Reliability assessment of liquefaction potential using the jointly distributed random variables method

Prediction of liquefaction potential is a complex engineering problem due to heterogeneous nature of soils and participation of a large number of factors involved. The inherent uncertainties of the parameters which affect liquefaction potential dictate that problem is of a probabilistic nature rather than being deterministic. Probabilistic analysis of liquefaction potential has received considerable attention in the literature and has been used as an effective tool to evaluate uncertainty so prevalent in variables. In this research the jointly distributed random variables method is used for probabilistic analysis and reliability assessment of liquefaction potential based on triaxial test results. The selected stochastic parameters are relative density which is modeled using a truncated normal probability distribution function and the earthquake acceleration ratio and earthquake magnitude which are considered to have exponential probability distribution function. The depth is regarded as a constant parameter. The results are compared with the Monte Carlo simulation. Comparison of the results indicates very good performance of the proposed approach for assessment of reliability.
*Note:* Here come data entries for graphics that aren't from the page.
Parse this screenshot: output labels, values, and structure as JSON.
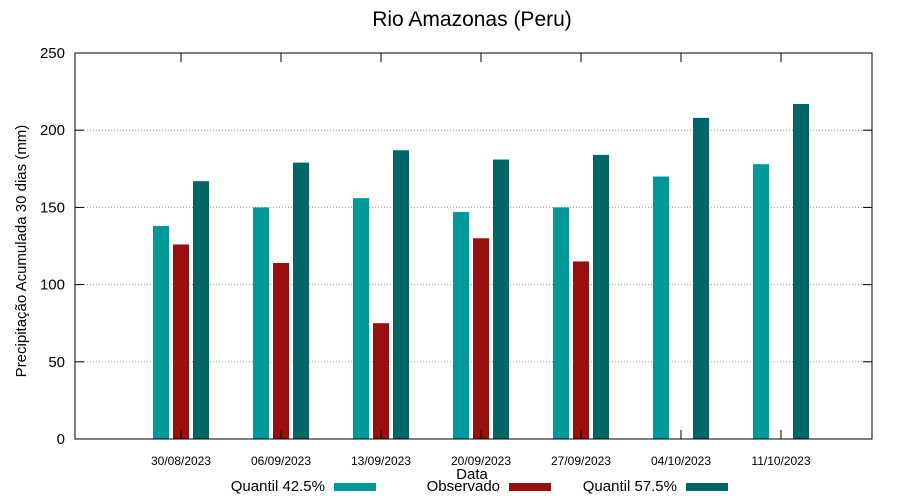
{
  "chart_data": {
    "type": "bar",
    "title": "Rio Amazonas (Peru)",
    "xlabel": "Data",
    "ylabel": "Precipitação Acumulada 30 dias (mm)",
    "ylim": [
      0,
      250
    ],
    "yticks": [
      0,
      50,
      100,
      150,
      200,
      250
    ],
    "grid": "horizontal dotted",
    "legend_position": "bottom",
    "categories": [
      "30/08/2023",
      "06/09/2023",
      "13/09/2023",
      "20/09/2023",
      "27/09/2023",
      "04/10/2023",
      "11/10/2023"
    ],
    "series": [
      {
        "name": "Quantil 42.5%",
        "color": "#009999",
        "values": [
          138,
          150,
          156,
          147,
          150,
          170,
          178
        ]
      },
      {
        "name": "Observado",
        "color": "#990f0f",
        "values": [
          126,
          114,
          75,
          130,
          115,
          null,
          null
        ]
      },
      {
        "name": "Quantil 57.5%",
        "color": "#006666",
        "values": [
          167,
          179,
          187,
          181,
          184,
          208,
          217
        ]
      }
    ]
  }
}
The results of sensitivity analysis show that relative density is the most effective parameter in factor of safety against liquefaction.

► We use jointly distributed variables method to assess reliability of liquefaction FS. ► The selected stochastic parameters are DR, M and α. ► The results are compared with those of the Monte Carlo method. ► The proposed approach shows superior performance of for assessment of reliability. ► It is shown that DR is most effective parameter in liquefaction potential.